Coming off two years of highly variable yields (across the U.S. and within fields), here are the top considerations for the coming season from Farm Journal Field Agronomists Ken Ferrie and Missy Bauer:
Focus on fertility. "Although profitability per acre might change next year, farmers should not pull out anything from their fertility program that will cripple yields," Ferrie says. "Maintain your soil testing program and focus on the fundamentals of fertility."
Hybrid placement. When it comes to positioning hybrids, start with the information from your seed dealer, then test and review these technologies on your farm. "It’s important to know the weakness of the hybrid," Bauer says. "It may be the best yielding hybrid for a field, but you have to manage the weakness to maximize its potential."
If you dealt with down corn due to insecticide trait failure, it’s time to think of that event as a suppression tool, not a tool for control, Ferrie advises. "But I will caution that I was in a couple of fields that down corn was attributed to corn rootworm when it was actually a stalk quality issue," he adds. "Before any major decisions are made, I encourage farmers to review and verify their scouting procedures."
Weed resistance. The issue of weed resistance is growing in importance with each passing season. "Make sure pockets are identified and map out where the weed escapes were so that you can identify the species and the herbicide program," Ferrie says. "You might need to look at your tank mixes because the same thing you did this year might not be viable next year."
Disease issues. While 2013 was disease-free for the most part, the conditions for northern corn leaf blight were perfect, and the inoculant is out there. Farmers should pay special attention in corn-on-corn fields, Ferrie cautions. Goss’s wilt should also be considered when making hybrid decisions because there is no application to control that disease.

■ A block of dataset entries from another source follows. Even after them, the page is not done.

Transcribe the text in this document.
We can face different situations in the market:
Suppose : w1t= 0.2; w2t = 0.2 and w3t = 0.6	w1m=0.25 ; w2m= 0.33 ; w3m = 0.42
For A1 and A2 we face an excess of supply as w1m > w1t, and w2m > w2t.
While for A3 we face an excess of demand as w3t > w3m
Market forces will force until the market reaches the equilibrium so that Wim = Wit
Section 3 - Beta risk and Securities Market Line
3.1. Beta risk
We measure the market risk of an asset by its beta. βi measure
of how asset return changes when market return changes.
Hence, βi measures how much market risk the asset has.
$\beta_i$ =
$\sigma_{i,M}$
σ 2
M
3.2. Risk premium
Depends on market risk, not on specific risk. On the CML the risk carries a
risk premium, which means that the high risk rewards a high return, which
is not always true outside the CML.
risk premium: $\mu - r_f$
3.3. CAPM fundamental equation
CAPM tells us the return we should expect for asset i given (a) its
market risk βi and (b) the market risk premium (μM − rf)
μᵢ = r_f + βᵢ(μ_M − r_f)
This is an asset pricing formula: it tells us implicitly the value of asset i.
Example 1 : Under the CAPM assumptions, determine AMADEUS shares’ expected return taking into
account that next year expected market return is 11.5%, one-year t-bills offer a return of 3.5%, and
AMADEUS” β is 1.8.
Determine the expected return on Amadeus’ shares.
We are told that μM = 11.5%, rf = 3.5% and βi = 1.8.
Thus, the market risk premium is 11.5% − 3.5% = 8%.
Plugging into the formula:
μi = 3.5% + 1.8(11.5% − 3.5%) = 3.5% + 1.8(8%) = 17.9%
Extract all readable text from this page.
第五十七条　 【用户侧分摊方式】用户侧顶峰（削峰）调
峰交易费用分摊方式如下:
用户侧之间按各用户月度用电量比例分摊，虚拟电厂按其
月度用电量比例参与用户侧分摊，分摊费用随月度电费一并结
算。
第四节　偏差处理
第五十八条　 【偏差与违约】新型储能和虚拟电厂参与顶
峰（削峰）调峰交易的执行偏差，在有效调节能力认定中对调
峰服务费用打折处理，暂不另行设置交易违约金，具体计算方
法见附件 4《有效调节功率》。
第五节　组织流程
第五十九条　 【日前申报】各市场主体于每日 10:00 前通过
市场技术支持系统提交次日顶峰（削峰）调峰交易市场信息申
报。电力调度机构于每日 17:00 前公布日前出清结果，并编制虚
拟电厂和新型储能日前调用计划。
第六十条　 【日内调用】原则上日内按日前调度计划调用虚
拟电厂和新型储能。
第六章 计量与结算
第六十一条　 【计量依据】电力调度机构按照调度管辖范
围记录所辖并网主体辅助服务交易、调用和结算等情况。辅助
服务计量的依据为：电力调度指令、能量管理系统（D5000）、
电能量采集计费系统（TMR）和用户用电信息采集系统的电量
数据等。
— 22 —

Nitrogen management. As farmers pencil out their nitrogen plan for 2014, Ferrie advocates managing nitrogen throughout the year, even if anhydrous or ammonium sulfate has already been applied.
"Reacting with timely nitrogen management can bring a big bump to yields," Ferrie says.
"Our nitrogen management plan will be driven by the environment," Bauer adds, "which puts the fall- and winter-applied nitrogen at greatest risk. Protect yourself on the other side and pull nitrate samples."